BAE Systems will become the dominant player in British shipbuilding if it puts plans for a joint bid with VT Group for Babcock International into effect, industry sources said yesterday.
Babcock's interests would be split, with its shipyards going to BAE and VT snapping up its defence support services operations, they said.
City analysts are hoping to see an offer this week. The pair were forced to disclose their interest last week in the wake of a jump in Babcock's share price, which at one point hit a record high of 336p. Both BAE and VT said they were still considering the option of a bid but no decision had been taken. Babcock, which will issue a trading statement this week, declined to comment.

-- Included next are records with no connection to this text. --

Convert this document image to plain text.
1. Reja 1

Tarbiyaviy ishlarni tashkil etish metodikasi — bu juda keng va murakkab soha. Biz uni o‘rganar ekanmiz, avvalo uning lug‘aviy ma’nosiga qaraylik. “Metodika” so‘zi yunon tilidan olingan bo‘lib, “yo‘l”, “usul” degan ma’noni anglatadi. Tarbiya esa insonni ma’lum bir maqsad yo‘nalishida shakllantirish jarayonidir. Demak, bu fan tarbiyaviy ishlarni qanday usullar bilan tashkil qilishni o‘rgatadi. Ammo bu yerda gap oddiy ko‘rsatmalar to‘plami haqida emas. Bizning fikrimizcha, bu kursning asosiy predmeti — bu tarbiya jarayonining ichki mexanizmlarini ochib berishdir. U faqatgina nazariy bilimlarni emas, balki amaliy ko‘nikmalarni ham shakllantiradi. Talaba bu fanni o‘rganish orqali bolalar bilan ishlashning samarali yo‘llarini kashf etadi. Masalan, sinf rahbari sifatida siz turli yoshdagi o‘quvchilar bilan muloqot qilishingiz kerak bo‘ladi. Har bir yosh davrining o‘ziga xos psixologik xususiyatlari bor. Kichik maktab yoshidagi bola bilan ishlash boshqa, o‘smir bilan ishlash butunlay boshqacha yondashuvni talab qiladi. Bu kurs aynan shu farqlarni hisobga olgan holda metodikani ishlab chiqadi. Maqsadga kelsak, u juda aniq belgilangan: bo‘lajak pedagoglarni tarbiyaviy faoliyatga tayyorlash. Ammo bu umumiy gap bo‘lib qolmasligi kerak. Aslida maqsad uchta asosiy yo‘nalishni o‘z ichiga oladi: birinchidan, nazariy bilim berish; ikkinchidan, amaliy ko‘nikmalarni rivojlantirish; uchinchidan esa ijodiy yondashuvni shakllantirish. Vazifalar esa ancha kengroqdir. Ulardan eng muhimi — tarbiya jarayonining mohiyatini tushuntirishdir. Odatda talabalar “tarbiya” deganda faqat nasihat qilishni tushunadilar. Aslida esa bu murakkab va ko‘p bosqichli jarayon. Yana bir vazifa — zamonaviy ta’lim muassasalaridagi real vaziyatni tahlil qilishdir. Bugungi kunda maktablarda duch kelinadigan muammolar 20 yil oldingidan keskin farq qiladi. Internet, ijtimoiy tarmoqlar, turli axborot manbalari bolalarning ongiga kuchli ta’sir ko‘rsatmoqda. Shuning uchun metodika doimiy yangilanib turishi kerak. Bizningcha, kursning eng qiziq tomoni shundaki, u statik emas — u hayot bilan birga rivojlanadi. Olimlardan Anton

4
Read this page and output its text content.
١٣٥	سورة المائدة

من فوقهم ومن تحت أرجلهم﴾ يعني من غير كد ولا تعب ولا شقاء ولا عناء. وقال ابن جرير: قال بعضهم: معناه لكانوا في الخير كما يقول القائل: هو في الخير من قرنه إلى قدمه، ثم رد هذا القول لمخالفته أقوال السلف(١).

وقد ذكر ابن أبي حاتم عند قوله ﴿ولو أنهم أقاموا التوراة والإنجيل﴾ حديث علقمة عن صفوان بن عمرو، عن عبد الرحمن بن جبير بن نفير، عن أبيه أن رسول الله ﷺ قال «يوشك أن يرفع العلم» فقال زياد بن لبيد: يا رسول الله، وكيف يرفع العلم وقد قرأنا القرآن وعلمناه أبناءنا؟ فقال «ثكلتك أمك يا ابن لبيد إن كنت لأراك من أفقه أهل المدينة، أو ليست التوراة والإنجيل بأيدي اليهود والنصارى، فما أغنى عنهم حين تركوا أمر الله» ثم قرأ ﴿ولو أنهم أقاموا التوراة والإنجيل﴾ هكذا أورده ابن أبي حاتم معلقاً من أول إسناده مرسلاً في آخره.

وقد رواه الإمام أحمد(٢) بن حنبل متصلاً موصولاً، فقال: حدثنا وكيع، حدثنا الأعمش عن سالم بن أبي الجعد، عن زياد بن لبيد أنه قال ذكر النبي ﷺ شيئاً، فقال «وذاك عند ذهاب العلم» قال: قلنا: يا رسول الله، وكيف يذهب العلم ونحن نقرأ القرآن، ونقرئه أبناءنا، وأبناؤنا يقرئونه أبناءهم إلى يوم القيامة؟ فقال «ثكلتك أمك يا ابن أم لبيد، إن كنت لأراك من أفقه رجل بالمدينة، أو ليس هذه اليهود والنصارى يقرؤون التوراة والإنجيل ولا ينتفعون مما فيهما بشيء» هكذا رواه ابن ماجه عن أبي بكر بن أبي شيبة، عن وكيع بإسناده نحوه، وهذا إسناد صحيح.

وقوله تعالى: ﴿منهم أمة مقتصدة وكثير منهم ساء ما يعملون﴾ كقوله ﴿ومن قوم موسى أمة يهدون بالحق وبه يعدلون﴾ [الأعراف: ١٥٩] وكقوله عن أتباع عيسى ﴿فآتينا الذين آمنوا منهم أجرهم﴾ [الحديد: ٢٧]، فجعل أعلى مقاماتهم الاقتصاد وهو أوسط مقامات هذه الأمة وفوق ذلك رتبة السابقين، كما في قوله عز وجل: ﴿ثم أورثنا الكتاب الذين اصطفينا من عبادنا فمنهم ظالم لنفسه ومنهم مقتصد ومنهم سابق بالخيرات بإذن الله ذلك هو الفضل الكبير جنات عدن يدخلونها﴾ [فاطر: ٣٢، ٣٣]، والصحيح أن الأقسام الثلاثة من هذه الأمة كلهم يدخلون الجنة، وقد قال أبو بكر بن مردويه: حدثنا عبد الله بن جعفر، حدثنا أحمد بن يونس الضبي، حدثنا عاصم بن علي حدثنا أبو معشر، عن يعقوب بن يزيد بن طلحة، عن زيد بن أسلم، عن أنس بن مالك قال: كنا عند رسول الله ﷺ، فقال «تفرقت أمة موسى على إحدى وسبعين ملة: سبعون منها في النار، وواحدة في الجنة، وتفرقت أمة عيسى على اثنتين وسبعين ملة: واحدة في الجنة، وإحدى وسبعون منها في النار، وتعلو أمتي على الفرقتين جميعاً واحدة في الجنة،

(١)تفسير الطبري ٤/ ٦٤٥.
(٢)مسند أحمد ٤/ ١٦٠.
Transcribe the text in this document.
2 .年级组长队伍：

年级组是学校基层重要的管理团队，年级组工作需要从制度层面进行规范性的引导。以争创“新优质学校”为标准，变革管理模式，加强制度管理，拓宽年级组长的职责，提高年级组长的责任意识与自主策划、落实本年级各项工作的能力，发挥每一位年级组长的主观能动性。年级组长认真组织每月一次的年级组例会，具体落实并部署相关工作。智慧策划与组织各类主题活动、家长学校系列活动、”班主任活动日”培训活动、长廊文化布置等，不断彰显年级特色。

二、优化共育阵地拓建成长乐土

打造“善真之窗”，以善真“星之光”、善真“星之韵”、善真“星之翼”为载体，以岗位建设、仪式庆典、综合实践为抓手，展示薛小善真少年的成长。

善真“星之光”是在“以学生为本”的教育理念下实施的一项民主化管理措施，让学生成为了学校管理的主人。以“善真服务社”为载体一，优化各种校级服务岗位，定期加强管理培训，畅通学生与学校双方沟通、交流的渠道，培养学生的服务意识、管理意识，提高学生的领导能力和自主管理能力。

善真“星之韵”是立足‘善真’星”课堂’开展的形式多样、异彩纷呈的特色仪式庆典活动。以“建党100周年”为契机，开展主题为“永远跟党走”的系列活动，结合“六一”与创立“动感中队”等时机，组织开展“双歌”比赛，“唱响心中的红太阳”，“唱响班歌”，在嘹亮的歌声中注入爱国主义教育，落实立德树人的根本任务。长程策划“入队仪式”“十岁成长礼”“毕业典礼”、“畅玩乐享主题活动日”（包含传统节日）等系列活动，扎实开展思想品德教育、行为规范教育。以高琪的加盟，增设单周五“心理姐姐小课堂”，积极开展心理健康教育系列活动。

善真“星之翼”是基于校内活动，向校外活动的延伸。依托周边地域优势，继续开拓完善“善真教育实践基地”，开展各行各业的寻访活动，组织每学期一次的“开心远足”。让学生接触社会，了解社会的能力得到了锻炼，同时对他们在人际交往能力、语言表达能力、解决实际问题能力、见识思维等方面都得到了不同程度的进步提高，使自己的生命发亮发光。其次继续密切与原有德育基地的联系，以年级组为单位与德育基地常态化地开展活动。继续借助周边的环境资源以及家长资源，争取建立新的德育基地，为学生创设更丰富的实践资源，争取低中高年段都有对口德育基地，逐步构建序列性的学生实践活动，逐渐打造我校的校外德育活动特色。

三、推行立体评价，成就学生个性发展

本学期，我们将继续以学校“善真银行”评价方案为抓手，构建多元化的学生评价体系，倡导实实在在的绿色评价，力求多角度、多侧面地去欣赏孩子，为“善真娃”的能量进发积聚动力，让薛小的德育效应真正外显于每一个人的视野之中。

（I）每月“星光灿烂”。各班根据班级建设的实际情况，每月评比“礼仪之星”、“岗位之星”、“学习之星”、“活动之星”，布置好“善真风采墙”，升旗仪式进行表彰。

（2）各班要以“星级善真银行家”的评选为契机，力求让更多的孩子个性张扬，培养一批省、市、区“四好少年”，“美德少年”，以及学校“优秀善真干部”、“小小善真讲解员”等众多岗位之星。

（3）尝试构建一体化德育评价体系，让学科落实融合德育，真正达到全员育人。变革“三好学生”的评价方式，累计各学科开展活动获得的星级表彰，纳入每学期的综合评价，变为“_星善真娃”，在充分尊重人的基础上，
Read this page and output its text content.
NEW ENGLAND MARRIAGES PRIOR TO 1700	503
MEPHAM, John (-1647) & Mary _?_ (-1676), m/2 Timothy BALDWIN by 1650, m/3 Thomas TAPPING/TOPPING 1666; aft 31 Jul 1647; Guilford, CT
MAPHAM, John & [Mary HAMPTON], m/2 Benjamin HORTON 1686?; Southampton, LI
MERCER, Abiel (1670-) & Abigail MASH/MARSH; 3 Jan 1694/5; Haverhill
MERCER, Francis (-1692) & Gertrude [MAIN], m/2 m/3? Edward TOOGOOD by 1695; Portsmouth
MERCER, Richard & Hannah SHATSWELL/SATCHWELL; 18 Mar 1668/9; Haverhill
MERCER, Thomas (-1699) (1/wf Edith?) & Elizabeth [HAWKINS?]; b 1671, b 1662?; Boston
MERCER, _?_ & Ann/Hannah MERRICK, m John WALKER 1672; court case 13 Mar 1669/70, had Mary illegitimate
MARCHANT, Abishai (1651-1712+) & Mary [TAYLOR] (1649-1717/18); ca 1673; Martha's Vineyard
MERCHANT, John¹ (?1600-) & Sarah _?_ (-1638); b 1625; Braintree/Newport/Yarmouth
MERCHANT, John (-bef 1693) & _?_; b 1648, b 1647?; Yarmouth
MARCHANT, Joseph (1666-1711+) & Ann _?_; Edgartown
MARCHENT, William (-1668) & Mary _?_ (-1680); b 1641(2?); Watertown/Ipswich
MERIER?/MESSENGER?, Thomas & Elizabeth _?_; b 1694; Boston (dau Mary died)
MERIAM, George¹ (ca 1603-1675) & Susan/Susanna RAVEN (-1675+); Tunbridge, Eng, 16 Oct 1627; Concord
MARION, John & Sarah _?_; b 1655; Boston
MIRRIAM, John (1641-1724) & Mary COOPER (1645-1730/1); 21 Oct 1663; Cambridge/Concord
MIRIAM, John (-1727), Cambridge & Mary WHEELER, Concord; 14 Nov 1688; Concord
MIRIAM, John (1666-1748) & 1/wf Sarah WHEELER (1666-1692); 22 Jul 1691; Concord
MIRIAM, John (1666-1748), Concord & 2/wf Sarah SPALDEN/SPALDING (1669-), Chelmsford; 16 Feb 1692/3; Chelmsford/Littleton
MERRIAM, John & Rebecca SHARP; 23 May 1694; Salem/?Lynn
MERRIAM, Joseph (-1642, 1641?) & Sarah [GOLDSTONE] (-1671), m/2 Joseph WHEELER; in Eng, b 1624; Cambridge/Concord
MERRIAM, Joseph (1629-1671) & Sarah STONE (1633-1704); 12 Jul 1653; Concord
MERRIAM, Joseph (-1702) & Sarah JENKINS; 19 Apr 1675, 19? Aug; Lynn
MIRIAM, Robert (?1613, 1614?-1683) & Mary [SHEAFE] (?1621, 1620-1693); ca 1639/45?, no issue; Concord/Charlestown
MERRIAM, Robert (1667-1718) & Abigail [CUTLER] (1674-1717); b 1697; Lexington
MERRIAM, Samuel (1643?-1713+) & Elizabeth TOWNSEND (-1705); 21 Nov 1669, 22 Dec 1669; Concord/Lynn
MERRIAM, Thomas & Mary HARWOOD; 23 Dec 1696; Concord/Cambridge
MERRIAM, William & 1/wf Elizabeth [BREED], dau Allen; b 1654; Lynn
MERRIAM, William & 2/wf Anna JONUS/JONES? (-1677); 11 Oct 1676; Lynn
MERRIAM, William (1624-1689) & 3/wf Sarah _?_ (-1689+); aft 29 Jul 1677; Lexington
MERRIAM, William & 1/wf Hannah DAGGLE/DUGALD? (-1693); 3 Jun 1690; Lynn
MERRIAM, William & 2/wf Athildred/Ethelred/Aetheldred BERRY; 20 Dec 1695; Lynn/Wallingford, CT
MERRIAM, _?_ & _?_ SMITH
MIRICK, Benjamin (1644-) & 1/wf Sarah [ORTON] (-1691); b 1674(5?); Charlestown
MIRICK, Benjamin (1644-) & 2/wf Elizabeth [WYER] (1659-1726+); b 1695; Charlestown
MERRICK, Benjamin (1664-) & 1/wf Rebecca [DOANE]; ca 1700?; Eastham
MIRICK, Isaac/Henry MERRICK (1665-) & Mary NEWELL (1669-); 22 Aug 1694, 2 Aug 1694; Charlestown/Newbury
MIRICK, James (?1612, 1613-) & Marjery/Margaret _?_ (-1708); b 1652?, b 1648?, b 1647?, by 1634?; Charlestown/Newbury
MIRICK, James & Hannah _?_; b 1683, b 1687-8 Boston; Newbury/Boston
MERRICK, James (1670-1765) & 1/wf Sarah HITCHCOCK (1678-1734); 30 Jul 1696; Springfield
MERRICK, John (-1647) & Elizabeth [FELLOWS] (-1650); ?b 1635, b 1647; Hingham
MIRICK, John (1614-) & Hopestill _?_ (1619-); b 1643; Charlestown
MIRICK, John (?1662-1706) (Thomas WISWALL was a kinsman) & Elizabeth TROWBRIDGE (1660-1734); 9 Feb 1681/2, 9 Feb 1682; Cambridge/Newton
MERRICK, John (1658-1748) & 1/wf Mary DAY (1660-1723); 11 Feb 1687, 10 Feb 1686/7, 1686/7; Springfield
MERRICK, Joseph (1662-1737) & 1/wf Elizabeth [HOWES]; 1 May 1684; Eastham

Industry sources said BAE was keen to take over Babcock's naval shipyard at Rosyth, Scotland, and its submarine refitting yard on the river Clyde.
BAE, which already has yards at Govan on the Clyde and Barrow-in-Furness in Cumbria, would then buy VT's Portsmouth yard, giving it control of most of the sector. Only DML, which runs the Devonport dockyard in Plymouth, would be left out of the consolidation.
Last year the Ministry of Defence said it was keen to see consolidation among Britain's fragmented dockyard industry.
Analysts believe it would make sense for VT to take over Babcock's support services activities, which make up four-fifths of its sales. However, analysts said that Babcock's shareholders would want to hang out for the highest possible price.
Bridgewell Securities suggested Babcock could be worth between 340p and 360p a share, valuing the company at between £708m and £750m. There was speculation over the weekend that Thales, the French defence group, Carlyle, the US private equity firm, and Serco, the UK support services companies, could launch counterbids.